Полковнику Гущину прислали из Чеховского УВД по электронной почте часть материалов уголовного дела по Сурковой — и они с Сиваковым внимательно рассмотрели фотографии с места убийства — в каком точно положении находился труп почтальона. Первая жертва лежала на боку. Скрюченные пальцы сжаты, полны травы, — видимо, в агонии она царапала землю и рвала растения рядом с собой. Однако никаких цветов на ее лице и форменной куртке полковник Гущин на фотографиях не увидел.

Затем он осмотрел почтовую сумку, сверился с описью — квитанции о получении пенсий и пособий, пачка газет и два журнала — литературный и исторический, а также несколько рекламных буклетов в конвертах с адресом дома-музея Мелихово.

Из личных вещей — потрескавшаяся пластиковая косметичка с пудреницей и дешевой помадой, расческа, две коробки лекарств — желудочные, для улучшения работы желчного пузыря и БАД для печени, как определил патологоанатом Сиваков, кошелек — в нем проездной на автобус, служебное удостоверение, карта Сбербанка и наличные в размере тысячи рублей.

К описи сотрудники местной полиции приложили рапорт — почтовое отделение дважды обращалось с запросом с просьбой вернуть квитанции о получении пенсий и пособий для своей отчетности. А вот личные вещи покойной остались невостребованными.

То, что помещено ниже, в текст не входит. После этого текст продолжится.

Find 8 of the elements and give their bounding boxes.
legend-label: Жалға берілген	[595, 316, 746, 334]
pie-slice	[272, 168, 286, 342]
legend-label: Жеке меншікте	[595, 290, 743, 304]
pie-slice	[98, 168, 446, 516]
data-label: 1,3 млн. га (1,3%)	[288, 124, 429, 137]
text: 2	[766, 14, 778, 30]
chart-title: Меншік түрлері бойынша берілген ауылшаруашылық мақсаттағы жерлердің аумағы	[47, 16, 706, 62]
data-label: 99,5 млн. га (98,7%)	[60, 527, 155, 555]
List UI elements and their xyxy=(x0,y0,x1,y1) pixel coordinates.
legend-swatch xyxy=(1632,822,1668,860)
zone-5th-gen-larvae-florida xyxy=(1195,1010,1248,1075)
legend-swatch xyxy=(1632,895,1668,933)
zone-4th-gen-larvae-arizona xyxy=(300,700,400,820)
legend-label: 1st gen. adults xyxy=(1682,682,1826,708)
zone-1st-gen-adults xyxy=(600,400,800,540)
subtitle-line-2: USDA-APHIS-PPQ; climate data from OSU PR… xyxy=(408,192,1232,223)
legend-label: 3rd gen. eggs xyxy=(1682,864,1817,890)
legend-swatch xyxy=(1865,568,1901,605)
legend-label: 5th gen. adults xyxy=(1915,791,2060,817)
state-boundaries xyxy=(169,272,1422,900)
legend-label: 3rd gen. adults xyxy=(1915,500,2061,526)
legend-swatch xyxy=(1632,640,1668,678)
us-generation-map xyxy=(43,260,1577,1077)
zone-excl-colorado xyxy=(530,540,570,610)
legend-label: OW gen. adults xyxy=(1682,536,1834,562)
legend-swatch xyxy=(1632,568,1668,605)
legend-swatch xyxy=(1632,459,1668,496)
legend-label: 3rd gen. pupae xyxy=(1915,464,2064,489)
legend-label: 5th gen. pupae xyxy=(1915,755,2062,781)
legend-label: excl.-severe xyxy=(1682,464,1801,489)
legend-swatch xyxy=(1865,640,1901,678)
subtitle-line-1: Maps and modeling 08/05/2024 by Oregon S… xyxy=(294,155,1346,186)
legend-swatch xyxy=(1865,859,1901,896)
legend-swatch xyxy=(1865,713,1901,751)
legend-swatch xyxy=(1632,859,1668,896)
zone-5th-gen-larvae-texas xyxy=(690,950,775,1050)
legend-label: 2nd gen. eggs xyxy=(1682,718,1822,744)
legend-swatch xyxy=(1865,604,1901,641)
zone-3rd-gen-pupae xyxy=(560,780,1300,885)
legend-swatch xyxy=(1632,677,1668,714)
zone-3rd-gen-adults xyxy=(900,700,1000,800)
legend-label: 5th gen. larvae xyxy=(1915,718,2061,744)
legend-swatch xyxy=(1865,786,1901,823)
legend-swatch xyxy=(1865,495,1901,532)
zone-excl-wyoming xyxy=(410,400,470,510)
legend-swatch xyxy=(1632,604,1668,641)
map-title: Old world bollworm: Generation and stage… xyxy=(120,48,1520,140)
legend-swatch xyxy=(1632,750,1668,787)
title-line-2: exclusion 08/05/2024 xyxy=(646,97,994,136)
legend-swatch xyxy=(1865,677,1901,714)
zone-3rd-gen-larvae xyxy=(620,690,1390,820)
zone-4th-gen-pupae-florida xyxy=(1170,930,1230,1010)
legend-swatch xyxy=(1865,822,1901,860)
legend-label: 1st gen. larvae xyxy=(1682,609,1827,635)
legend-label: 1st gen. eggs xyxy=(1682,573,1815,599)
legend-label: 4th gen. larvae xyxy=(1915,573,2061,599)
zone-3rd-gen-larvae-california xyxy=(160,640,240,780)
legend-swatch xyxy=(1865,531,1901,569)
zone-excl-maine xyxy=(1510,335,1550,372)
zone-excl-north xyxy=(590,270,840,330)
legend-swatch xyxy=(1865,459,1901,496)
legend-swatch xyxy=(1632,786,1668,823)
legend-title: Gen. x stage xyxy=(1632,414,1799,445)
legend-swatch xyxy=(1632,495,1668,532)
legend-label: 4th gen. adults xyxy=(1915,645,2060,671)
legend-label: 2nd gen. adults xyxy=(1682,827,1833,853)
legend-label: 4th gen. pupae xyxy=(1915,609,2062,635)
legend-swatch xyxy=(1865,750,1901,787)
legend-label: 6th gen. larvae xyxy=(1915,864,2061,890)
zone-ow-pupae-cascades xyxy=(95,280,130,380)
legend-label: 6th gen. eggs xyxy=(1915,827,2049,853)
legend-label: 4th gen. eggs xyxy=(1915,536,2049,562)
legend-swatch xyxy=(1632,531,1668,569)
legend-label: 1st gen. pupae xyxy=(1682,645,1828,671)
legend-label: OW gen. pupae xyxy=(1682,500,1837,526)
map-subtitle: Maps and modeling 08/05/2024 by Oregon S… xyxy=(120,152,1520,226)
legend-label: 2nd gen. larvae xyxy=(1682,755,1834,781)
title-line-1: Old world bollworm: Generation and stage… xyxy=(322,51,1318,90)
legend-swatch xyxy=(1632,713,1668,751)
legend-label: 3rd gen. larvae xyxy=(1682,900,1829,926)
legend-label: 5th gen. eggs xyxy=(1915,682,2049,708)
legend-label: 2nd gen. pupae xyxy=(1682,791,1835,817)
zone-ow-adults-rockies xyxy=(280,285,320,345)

Полковник Гущин связался с участковым, обслуживавшим территорию, и вызвал его к себе. Сверился с домашним адресом Сурковой в рапорте оперативников — та проживала в Рабочем поселке, — позвонил начальнику местного отделения полиции, чтобы тот подключил участкового, обслуживающего адрес проживания убитой, труп которой родственники фактически бросили в морге.

Параллельно он ознакомился с рапортом о проверке мобильного Сурковой. Его нашли в кармане форменной куртки. Убийца телефоном не заинтересовался. В рапорте значилось, что мобильный находился в нерабочем состоянии: из-за дождя под лежавший на боку труп натекла лужа, и карман непромокаемой куртки не спас мобильный от попадания влаги. Но телефон все равно направили на исследование, чтобы попытаться извлечь информацию. Полковник Гущин позвонил чеховскому эксперту — за солидный срок, прошедший с момента убийства, наверняка готовы результаты. Однако эксперт его не особо обнадежил. Мобильный полностью пришел в негодность из-за влаги. Перечень звонков на номер запросили, и он поступил от оператора связи. За истекшие полгода он насчитывал порядка четырехсот пятидесяти входящих номеров. И практически на каждый Суркова отвечала.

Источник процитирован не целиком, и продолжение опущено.